The mods, an abbreviation for 'Modernists', prided themselves on their sophisticated outlook. They were interested in American soul and R 'n B music as well stylish clothing, especially Italian tailoring. They paid great attention to their appearance, favouring mohair suits in streamlined shapes. In mod culture the trendsetters known as 'faces' invented the styles copied by other youngsters.
However, there were few shops selling attractive clothing for ordinary young people. Aspiring designers like Mary Quant and John Stephen had to set up their own business to make and sell the clothes they wanted to wear. It was smart, minimal mod dress which originally inspired the look they marketed. Combined with bright colours, these clothes set the agenda for the pop styles worn by youth.

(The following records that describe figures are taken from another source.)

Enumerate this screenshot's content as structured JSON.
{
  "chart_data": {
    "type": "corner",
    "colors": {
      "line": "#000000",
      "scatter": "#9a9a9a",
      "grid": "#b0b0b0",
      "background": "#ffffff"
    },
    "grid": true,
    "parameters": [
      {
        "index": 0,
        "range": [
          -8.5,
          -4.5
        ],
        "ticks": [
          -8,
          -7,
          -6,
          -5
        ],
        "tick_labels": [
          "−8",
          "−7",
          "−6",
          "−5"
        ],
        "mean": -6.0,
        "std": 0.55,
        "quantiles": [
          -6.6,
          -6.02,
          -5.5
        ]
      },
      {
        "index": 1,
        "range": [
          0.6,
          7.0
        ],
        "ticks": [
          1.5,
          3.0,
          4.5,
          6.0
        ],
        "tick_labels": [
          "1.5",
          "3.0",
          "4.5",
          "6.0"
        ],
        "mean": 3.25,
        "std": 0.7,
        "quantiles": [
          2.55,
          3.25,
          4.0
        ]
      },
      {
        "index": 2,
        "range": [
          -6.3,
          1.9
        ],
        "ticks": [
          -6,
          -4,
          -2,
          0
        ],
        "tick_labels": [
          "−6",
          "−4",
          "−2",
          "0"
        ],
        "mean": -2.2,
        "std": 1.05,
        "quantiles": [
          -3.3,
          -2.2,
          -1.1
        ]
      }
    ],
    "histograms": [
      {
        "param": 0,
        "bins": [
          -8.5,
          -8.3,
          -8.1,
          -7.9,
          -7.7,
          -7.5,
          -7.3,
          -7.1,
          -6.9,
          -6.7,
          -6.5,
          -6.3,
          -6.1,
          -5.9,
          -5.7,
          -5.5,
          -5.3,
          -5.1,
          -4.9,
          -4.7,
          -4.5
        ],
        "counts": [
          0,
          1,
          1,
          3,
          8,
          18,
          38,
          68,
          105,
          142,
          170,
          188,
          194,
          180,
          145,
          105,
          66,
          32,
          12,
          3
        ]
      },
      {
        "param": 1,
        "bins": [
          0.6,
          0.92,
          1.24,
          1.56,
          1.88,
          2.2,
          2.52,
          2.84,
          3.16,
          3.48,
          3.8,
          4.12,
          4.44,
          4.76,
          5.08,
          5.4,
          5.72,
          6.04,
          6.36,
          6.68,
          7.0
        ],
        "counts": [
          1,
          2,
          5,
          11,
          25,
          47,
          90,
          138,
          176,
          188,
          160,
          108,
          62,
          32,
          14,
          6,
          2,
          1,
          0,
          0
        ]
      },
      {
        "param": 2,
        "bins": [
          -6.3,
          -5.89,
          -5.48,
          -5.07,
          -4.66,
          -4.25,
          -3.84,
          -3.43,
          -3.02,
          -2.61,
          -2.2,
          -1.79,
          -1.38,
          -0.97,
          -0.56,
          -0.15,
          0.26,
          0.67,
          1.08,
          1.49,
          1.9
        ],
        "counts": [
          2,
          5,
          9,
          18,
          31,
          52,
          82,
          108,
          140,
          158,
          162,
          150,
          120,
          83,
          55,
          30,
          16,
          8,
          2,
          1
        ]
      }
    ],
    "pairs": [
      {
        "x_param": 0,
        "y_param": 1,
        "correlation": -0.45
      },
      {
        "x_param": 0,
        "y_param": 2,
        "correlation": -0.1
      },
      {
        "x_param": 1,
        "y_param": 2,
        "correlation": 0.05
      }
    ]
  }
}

France had its own 'stylistes' like Emmanuelle Khanh and Sonia Rykiel producing ready-to-wear clothing. In the US, Betsey Johnson ran the hip New York boutique Paraphernalia. The inventive designer Rudi Gernreich introduced the West Coast to vinyl clothing and the 'monokini', a topless bathing suit.
Another important Californian contribution came from the hippy movement, which introduced an 'alternative' lifestyle and politics. The hippy look was associated with colourful antique and ethnic clothing. The idea was to mix and match items from different eras and cultures. Admirers of the style wore their hair long, went barefoot or garbed in sandals and sometimes painted their faces and bodies.